Die Sommerreihe: Ferien mit behindertem Kind – Bullerbü barrierefrei und trotzdem mit Hindernissen. Ein Gastbeitrag von Verena

by Gastbeitrag Kaiserinnenreich

Ein Gastbeitrag von Verena  (@verenasophie) zu unserer Sommer-Serie “Ferien mit
behindertem Kind”.

Gute Erholung und eine schöne Auszeit. Das wünschen uns viele, wenn wir in den Urlaub fahren? Während ich diese Zeilen hier auf meine Diktierapp spreche, halte ich mit der anderen Hand meinen Sohn, der schon den ganzen Tag wieder vor sich hin schreit.

Spastik macht keinen Urlaub, Carearbeit auch nicht. Immer wieder muss ich auf Pause drücken bei meiner Aufnahme, weil dann wieder ein spitzer Schrei dazwischen schrillt. Ja, Urlaub mit schwerbehindertem Kind – generell Urlaub mit Kindern ist oft wenig erholsam, vor allem wenn sie noch klein sind und sich noch nicht selbständig beschäftigen können.

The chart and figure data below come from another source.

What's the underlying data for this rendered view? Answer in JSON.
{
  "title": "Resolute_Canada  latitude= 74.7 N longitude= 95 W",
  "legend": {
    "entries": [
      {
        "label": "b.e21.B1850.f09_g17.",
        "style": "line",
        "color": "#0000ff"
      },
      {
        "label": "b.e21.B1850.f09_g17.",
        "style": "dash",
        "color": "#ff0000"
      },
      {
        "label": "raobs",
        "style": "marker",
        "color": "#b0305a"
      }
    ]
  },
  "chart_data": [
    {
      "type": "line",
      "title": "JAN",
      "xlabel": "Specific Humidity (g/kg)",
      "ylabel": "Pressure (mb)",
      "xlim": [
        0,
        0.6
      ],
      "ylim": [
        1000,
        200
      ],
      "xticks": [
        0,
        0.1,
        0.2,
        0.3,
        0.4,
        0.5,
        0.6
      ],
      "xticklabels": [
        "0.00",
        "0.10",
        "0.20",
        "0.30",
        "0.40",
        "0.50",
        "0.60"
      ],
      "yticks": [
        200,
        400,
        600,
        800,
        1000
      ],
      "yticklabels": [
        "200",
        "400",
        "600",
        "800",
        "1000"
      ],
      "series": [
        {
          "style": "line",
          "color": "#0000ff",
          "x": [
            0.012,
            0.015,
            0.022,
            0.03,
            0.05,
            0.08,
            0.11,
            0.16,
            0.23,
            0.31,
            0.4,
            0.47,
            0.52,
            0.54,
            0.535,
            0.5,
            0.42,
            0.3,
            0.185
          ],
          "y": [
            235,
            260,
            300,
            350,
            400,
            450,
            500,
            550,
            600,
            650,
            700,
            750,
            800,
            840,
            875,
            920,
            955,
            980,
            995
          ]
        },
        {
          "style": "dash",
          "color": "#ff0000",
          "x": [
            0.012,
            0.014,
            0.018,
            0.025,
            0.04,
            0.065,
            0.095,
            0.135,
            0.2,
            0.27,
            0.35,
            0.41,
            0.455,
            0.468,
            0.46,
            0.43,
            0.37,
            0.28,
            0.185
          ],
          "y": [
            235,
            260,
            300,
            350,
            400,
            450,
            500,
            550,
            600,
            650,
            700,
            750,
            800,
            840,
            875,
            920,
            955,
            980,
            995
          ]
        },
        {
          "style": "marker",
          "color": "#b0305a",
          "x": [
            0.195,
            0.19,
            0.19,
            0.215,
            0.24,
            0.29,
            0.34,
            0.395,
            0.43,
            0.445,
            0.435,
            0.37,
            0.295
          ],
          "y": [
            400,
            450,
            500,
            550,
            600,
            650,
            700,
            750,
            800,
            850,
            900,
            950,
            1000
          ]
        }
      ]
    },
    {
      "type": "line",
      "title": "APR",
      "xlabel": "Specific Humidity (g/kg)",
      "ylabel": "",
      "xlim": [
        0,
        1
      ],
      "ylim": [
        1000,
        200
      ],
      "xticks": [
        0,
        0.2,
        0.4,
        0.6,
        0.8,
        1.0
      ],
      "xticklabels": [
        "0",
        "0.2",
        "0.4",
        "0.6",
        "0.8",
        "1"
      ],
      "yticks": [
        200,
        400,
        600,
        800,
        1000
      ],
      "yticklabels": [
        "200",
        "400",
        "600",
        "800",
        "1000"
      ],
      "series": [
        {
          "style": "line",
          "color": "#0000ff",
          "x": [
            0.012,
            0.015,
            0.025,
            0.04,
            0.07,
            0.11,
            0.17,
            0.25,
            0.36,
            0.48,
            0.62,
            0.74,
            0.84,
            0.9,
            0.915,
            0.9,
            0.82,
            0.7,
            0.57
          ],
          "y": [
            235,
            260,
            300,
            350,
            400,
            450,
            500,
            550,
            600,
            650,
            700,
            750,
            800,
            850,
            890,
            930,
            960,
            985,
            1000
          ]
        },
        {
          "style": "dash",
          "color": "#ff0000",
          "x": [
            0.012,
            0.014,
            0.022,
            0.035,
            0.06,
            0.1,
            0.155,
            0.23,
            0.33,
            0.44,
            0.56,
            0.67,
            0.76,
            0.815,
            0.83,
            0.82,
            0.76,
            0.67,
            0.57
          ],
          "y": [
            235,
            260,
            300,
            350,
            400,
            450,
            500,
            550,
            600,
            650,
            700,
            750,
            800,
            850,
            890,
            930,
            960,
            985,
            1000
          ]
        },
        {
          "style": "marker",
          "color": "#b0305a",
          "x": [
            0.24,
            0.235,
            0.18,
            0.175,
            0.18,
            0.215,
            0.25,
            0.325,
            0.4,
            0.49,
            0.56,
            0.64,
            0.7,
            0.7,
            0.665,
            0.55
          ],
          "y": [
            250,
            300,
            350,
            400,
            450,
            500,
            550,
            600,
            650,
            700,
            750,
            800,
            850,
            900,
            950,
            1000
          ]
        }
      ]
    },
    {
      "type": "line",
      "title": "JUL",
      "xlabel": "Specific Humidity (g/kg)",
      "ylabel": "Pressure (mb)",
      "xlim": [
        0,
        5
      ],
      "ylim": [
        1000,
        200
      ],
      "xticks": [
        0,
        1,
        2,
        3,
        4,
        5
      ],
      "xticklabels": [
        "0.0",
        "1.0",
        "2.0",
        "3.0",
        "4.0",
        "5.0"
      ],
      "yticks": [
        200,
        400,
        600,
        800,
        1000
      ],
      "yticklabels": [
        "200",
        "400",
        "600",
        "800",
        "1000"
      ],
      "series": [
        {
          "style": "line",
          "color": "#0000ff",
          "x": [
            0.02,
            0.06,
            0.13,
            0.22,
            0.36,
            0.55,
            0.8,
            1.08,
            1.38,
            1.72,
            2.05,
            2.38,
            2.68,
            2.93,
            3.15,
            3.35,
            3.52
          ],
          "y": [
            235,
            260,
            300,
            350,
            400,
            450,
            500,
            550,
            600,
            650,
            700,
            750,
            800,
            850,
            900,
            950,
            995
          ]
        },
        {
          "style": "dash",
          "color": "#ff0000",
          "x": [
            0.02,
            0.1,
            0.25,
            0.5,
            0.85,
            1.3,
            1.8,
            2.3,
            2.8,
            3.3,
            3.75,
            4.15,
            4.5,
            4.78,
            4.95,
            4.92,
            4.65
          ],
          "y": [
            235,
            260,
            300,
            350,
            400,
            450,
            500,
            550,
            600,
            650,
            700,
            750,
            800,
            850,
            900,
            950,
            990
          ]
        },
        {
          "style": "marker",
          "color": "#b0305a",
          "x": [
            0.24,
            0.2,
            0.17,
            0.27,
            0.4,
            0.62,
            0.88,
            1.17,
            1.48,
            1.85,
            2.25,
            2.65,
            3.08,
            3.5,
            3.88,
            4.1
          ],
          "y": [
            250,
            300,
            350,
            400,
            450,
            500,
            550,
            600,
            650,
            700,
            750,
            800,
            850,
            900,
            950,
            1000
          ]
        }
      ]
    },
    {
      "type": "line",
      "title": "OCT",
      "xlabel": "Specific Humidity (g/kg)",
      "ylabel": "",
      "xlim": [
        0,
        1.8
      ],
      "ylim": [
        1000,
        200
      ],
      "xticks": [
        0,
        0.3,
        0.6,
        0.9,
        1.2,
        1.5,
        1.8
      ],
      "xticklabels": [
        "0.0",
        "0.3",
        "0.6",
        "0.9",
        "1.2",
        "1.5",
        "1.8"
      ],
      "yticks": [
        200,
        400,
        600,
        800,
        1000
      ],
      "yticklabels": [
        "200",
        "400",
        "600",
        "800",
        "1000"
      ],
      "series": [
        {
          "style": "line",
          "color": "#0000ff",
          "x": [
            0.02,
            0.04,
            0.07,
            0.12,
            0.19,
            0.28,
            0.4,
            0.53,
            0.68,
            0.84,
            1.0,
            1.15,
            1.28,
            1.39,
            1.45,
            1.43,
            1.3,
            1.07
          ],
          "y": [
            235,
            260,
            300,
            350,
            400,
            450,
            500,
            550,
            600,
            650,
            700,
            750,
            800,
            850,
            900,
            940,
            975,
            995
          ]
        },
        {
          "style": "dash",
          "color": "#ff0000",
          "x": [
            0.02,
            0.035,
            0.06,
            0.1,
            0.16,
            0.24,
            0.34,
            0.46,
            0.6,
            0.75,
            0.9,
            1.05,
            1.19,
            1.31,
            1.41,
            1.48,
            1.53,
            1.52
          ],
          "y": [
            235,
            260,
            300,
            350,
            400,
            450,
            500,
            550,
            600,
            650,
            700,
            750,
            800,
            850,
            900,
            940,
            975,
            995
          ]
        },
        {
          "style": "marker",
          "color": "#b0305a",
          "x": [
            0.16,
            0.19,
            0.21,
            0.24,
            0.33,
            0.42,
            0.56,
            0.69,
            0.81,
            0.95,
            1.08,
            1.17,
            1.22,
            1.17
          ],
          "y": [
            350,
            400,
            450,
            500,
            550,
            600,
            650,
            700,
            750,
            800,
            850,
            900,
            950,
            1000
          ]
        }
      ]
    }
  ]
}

Wir haben beides im Angebot: Einen fast Neunjährigen mit Pflegegrad 5, der dauerhaft Rundumversorgung braucht und eine wuselige Sechsjährige, die auch uns auf Trab hält, sie will Spielen, Naschen, Vorgelesen bekommen, Klettern, was erleben – am besten rund um die Uhr. Hier in Südschweden ist immerhin alles sehr inklusiv. Wir haben total viele Spielplätze mit inklusiven Spielgeräten entdeckt, wo beide zusammen Spaß haben können. Die meisten Museen und Freizeitanlagen sind barrierefrei und mit mehreren Behinderten WCs ausgestattet.

Es ist auch eine tolle Sache, dass auch die Wickeltische sich meist in einem separaten Raum befinden und die Toiletten generell für beide Geschlechter ausgelegt sind. Noch nie habe ich so viele Väter bei der Toilettengang-Begleitung mit den Kids gesehen. Das geht auch deshalb,weil die WCs nicht auf ein Geschlecht festgelegt sind. Richtig viel würde ich gerne mit nach Hause nehmen, vor allem wenn ich da noch lese, dass in Schweden pflegende Angehörige von der Kommune bezahlt werden.

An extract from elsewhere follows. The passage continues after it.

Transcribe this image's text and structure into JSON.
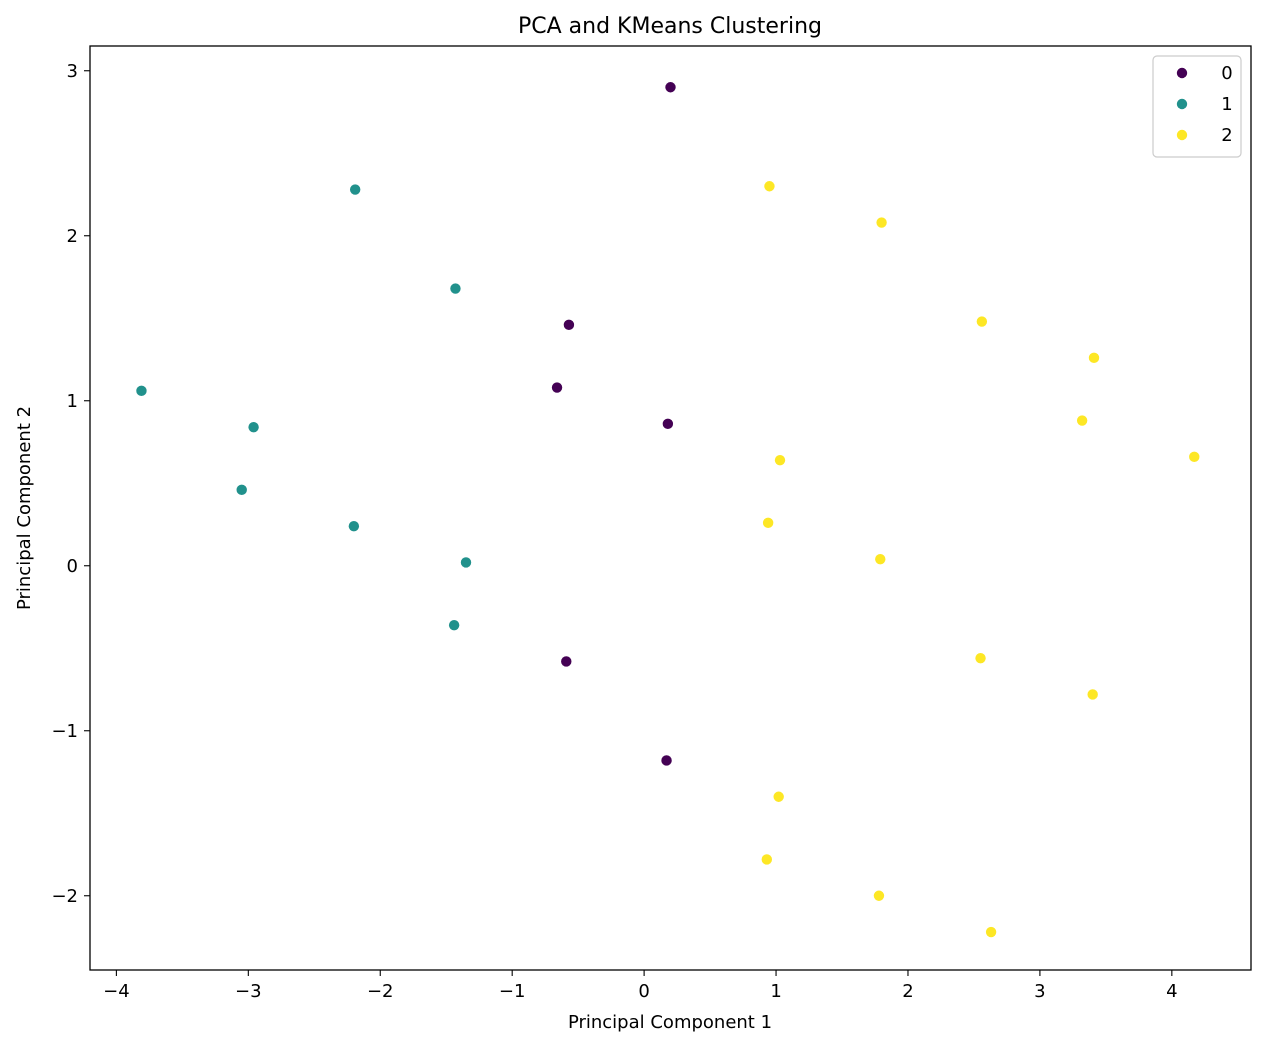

Wie viel Sorge würde uns das nehmen? Ich müsste mich nicht existenziellen Fragen herum plagen in Krisenzeiten. Ja, da kommt man ins Träumen und wird wehmütig. Dabei fing unser Urlaub gar nicht so toll an. Gleich auf der Fähre war der erste Spastikschub dank der für übertrieben eingestellten Klimaanlage mit an Bord und wir haben immer wieder zusätzliche Bedarfs- und Notfallmedikamente gebraucht.

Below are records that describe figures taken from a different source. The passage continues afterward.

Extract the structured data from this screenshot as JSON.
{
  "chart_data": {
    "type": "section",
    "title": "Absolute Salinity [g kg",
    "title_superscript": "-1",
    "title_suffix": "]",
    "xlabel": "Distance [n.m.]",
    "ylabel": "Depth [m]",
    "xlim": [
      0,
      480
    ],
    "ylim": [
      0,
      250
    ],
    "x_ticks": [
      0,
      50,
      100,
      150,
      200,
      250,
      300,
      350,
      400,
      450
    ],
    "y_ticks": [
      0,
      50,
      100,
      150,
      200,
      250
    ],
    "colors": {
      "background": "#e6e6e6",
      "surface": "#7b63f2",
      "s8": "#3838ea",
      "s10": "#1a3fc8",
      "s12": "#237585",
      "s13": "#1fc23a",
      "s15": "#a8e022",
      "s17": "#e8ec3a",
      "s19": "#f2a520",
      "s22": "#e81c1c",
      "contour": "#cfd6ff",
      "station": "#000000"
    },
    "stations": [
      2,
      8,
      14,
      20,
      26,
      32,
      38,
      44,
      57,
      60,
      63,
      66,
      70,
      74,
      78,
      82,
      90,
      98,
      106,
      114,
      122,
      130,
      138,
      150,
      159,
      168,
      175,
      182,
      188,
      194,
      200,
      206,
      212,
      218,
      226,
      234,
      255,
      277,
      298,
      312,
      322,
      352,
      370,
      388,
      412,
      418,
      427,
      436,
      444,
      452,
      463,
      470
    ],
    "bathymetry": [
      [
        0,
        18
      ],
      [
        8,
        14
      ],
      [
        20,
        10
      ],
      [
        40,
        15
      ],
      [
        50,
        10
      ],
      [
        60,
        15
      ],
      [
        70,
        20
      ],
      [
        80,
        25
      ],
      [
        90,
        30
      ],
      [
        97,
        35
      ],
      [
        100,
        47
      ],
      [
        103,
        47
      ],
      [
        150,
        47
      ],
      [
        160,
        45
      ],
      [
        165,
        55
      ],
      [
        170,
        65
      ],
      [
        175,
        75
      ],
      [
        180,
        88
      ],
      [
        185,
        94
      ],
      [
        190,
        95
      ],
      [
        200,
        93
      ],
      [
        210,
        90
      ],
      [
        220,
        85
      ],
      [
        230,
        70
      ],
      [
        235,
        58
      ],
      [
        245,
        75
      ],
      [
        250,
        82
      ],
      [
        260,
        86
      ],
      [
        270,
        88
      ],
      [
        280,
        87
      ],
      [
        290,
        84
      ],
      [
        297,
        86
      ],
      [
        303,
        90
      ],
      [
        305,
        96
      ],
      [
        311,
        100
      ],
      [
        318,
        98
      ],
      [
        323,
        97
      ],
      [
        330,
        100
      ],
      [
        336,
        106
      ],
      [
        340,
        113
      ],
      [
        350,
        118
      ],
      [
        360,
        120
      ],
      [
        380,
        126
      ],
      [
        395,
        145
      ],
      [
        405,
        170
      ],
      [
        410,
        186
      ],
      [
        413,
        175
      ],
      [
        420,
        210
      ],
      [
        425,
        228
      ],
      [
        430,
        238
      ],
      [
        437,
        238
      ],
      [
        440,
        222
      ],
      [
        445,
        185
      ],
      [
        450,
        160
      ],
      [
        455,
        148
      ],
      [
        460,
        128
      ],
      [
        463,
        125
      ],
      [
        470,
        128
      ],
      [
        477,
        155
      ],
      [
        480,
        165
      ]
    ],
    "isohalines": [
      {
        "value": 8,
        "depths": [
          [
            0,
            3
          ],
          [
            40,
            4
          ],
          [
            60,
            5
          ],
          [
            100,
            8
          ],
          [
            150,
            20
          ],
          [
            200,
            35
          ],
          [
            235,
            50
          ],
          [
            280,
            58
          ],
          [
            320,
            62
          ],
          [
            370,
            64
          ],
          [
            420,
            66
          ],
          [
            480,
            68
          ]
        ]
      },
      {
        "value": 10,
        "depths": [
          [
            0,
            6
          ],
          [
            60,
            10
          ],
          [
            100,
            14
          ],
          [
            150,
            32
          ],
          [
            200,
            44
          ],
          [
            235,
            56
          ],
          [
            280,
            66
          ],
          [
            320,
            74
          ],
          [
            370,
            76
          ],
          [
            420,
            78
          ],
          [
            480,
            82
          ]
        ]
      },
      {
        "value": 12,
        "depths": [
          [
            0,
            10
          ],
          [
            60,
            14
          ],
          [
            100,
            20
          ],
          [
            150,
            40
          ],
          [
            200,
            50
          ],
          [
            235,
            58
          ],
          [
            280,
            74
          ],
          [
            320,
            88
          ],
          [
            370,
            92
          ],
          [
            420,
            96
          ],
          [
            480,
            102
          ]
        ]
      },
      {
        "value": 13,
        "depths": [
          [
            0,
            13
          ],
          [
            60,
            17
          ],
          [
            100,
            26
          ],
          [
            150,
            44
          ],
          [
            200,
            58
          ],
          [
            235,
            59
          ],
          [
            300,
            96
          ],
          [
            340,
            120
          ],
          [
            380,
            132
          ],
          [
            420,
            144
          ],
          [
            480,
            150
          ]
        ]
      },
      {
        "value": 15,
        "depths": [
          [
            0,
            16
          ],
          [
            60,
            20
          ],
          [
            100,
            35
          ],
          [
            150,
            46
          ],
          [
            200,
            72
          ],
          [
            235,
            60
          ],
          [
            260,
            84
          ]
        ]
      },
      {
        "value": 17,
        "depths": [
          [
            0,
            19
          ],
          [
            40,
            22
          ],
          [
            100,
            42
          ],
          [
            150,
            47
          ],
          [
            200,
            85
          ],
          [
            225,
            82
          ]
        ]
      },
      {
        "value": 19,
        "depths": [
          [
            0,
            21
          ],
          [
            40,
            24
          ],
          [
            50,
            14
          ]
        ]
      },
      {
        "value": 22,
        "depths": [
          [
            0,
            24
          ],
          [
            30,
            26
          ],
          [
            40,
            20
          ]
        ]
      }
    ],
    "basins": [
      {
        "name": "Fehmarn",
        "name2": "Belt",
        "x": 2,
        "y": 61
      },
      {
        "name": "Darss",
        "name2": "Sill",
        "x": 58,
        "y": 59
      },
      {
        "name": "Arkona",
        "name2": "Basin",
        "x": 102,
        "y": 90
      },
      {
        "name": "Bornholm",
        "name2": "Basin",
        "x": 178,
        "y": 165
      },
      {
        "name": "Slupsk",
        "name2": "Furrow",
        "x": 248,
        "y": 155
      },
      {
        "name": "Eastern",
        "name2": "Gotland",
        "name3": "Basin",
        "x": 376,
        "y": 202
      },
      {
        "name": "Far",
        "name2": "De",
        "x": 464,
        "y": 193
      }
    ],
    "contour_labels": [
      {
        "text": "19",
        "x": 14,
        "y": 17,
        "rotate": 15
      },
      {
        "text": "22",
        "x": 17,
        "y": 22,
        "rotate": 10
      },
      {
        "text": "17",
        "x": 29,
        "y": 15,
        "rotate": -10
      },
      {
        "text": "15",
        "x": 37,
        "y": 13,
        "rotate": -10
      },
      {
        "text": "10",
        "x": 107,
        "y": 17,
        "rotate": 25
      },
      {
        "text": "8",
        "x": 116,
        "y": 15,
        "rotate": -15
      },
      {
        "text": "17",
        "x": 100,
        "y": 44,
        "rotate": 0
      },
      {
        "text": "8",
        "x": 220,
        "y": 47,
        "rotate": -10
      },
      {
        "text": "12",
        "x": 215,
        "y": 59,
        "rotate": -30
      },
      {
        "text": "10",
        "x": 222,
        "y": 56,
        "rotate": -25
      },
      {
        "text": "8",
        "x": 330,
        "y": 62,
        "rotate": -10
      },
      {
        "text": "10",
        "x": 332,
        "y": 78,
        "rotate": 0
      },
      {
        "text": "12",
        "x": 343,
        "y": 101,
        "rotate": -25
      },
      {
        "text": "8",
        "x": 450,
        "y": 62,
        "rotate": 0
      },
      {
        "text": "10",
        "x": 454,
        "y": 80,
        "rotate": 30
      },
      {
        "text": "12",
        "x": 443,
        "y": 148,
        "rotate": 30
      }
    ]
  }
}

Wir gehen ja extra in den Norden, weil die Hitze ihn auch fertig macht. Nur dieses Mal ist wirklich schon Herbstwetter hier.

Immerhin das Camping bringt Vorteile:  So hat das Bett im Wohnmobil eine tolle Höhe zum Versorgen des Juniors. Und zwischendurch können wir ihn ablegen, wenn er nicht mehr sitzen kann. Das kommt uns alles sehr entgegen. Im Kühlschrank stehen die Medikamente, die mein Mann jeden Morgen vorrichtet für den nächsten Tag. So sind wir flexibel und weil das Jedermannsrecht gilt, haben wir meistens die Möglichkeit zu bleiben, wo wir wollen.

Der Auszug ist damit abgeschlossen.